A number of applications of liposomes in ophthalmic drug delivery have been extensively studied [46], [47], [48], [49], [50]. The improvement in the precorneal retention, transcorneal permeation, and therapeutic efficacy has been explored in detail, providing information about the interaction between liposomes and ocular tissues. In this work we prepared novel liposomal formulations dispersed in aqueous solutions of bioadhesive or amphiphilic block copolymers for the delivery of the ocular hypotensive agent 5-MCA-NAT. In vivo efficacy studies in rabbits showed that the hypotensive effect of the drug was remarkably increased with the combination of liposomes and bioadhesive polymers and also tear osmolarity decreased significantly for 60 min.

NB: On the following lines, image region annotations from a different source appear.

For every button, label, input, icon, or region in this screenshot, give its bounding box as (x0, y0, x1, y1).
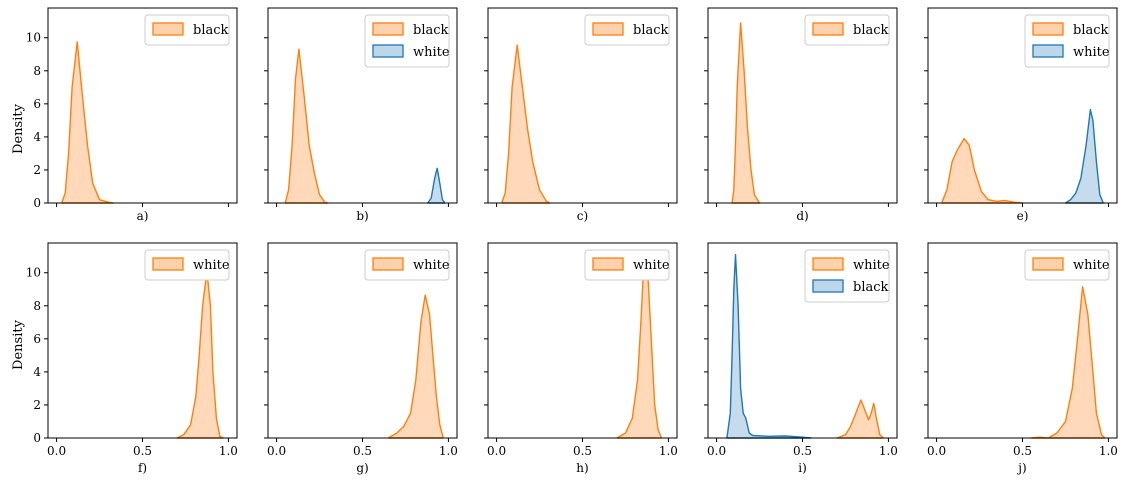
x-tick-label: 0.0 (487, 444, 506, 458)
y-tick-label: 8 (33, 64, 41, 78)
density-area-white (176, 270, 224, 439)
subplot-b: b) black white (264, 7, 458, 223)
legend-swatch-black (152, 22, 184, 36)
subplot-e: e) black white (924, 7, 1118, 223)
density-area-black (284, 48, 329, 204)
ylabel-bottom: Density (11, 319, 26, 370)
legend-swatch-white (372, 257, 404, 271)
subplot-d: d) black (704, 7, 898, 223)
subplot-j: 0.0 0.5 1.0 j) white (924, 242, 1118, 475)
subplot-caption: b) (356, 209, 368, 223)
density-area-white (427, 167, 446, 204)
density-area-black (61, 41, 114, 204)
subplot-i: 0.0 0.5 1.0 i) white black (704, 242, 898, 475)
y-tick-label: 0 (33, 196, 41, 210)
y-tick-label: 6 (33, 332, 41, 346)
legend-swatch-white (1032, 257, 1064, 271)
legend: white black (804, 249, 890, 303)
legend-label-black: black (413, 23, 449, 38)
legend-label-black: black (193, 23, 229, 38)
legend-label-white: white (413, 45, 450, 60)
density-area-white (1030, 286, 1106, 439)
subplot-c: c) black (484, 7, 678, 223)
x-tick-label: 0.0 (47, 444, 66, 458)
subplot-h: 0.0 0.5 1.0 h) white (484, 242, 678, 475)
y-tick-label: 10 (26, 31, 41, 45)
y-tick-label: 2 (33, 398, 41, 412)
ylabel-top: Density (11, 103, 26, 154)
x-tick-label: 0.0 (707, 444, 726, 458)
legend-label-black: black (633, 23, 669, 38)
legend-swatch-black (812, 22, 844, 36)
subplot-caption: d) (796, 209, 808, 223)
density-area-black (501, 44, 551, 204)
legend-swatch-white (812, 257, 844, 271)
legend: white (144, 249, 230, 281)
legend: white (364, 249, 450, 281)
x-tick-label: 1.0 (659, 444, 678, 458)
y-tick-label: 6 (33, 97, 41, 111)
y-tick-label: 0 (33, 431, 41, 445)
density-area-black (731, 22, 761, 204)
x-tick-label: 1.0 (1099, 444, 1118, 458)
legend-label-white: white (853, 258, 890, 273)
y-tick-label: 2 (33, 163, 41, 177)
legend-label-black: black (1073, 23, 1109, 38)
x-tick-label: 0.5 (793, 444, 812, 458)
legend-label-white: white (413, 258, 450, 273)
subplot-caption: f) (138, 461, 147, 475)
legend-label-white: white (633, 258, 670, 273)
x-tick-label: 1.0 (439, 444, 458, 458)
y-tick-label: 4 (33, 130, 41, 144)
legend-swatch-black (372, 22, 404, 36)
subplot-f: 0.0 0.5 1.0 0 2 4 6 8 10 f) white (26, 242, 238, 475)
density-area-white (387, 294, 444, 439)
y-tick-label: 8 (33, 299, 41, 313)
legend: black (804, 14, 890, 46)
subplot-a: 0 2 4 6 8 10 a) black (26, 7, 238, 223)
density-area-black (941, 137, 1024, 204)
legend-swatch-black (812, 279, 844, 293)
subplot-caption: i) (798, 461, 807, 475)
x-tick-label: 1.0 (219, 444, 238, 458)
subplot-caption: g) (356, 461, 368, 475)
subplot-caption: e) (1017, 209, 1029, 223)
legend: white (1024, 249, 1110, 281)
x-tick-label: 0.5 (1013, 444, 1032, 458)
legend: white (584, 249, 670, 281)
legend: black (144, 14, 230, 46)
x-tick-label: 0.5 (573, 444, 592, 458)
legend-swatch-black (1032, 22, 1064, 36)
density-area-black (726, 253, 812, 439)
y-tick-label: 4 (33, 365, 41, 379)
subplot-g: 0.0 0.5 1.0 g) white (264, 242, 458, 475)
subplot-caption: a) (137, 209, 149, 223)
subplot-caption: h) (576, 461, 588, 475)
y-tick-label: 10 (26, 266, 41, 280)
legend-label-black: black (853, 280, 889, 295)
x-tick-label: 0.0 (267, 444, 286, 458)
legend-label-white: white (193, 258, 230, 273)
density-area-white (1064, 108, 1104, 204)
legend-swatch-white (372, 44, 404, 58)
legend-swatch-black (592, 22, 624, 36)
x-tick-label: 0.5 (353, 444, 372, 458)
x-tick-label: 1.0 (879, 444, 898, 458)
legend-label-black: black (853, 23, 889, 38)
legend-swatch-white (152, 257, 184, 271)
legend: black (584, 14, 670, 46)
legend-swatch-white (592, 257, 624, 271)
legend-swatch-white (1032, 44, 1064, 58)
legend: black white (1024, 14, 1110, 68)
legend-label-white: white (1073, 45, 1110, 60)
density-area-white (836, 399, 884, 439)
legend-label-white: white (1073, 258, 1110, 273)
x-tick-label: 0.5 (133, 444, 152, 458)
subplot-caption: c) (577, 209, 588, 223)
subplot-caption: j) (1016, 461, 1026, 475)
x-tick-label: 0.0 (927, 444, 946, 458)
legend: black white (364, 14, 450, 68)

This improvement could be attributed to the influence of liposomes as drug carriers, the increased residence time of the formulation on the eye surface derived from the mucoadhesive properties of the polymers and the ability of these hybrid formulations to simulate and replenish the tear film. Addition of the thermosensitive polymer poloxamer to the drug-loaded liposomes was no more effective than the non-liposomal 5-MCA-NAT. In this work, the application of liposomes combined with bioadhesive polymers for the improvement of the precorneal retention of hypotensive drugs has shown potential for further investigation. In conclusion, hybrid nanosystems composed by liposomes combined with bioadhesive polymers might serve as potential ocular drug carriers that prolong drug retention and improve biocompatibility of the formulations on the ocular surface.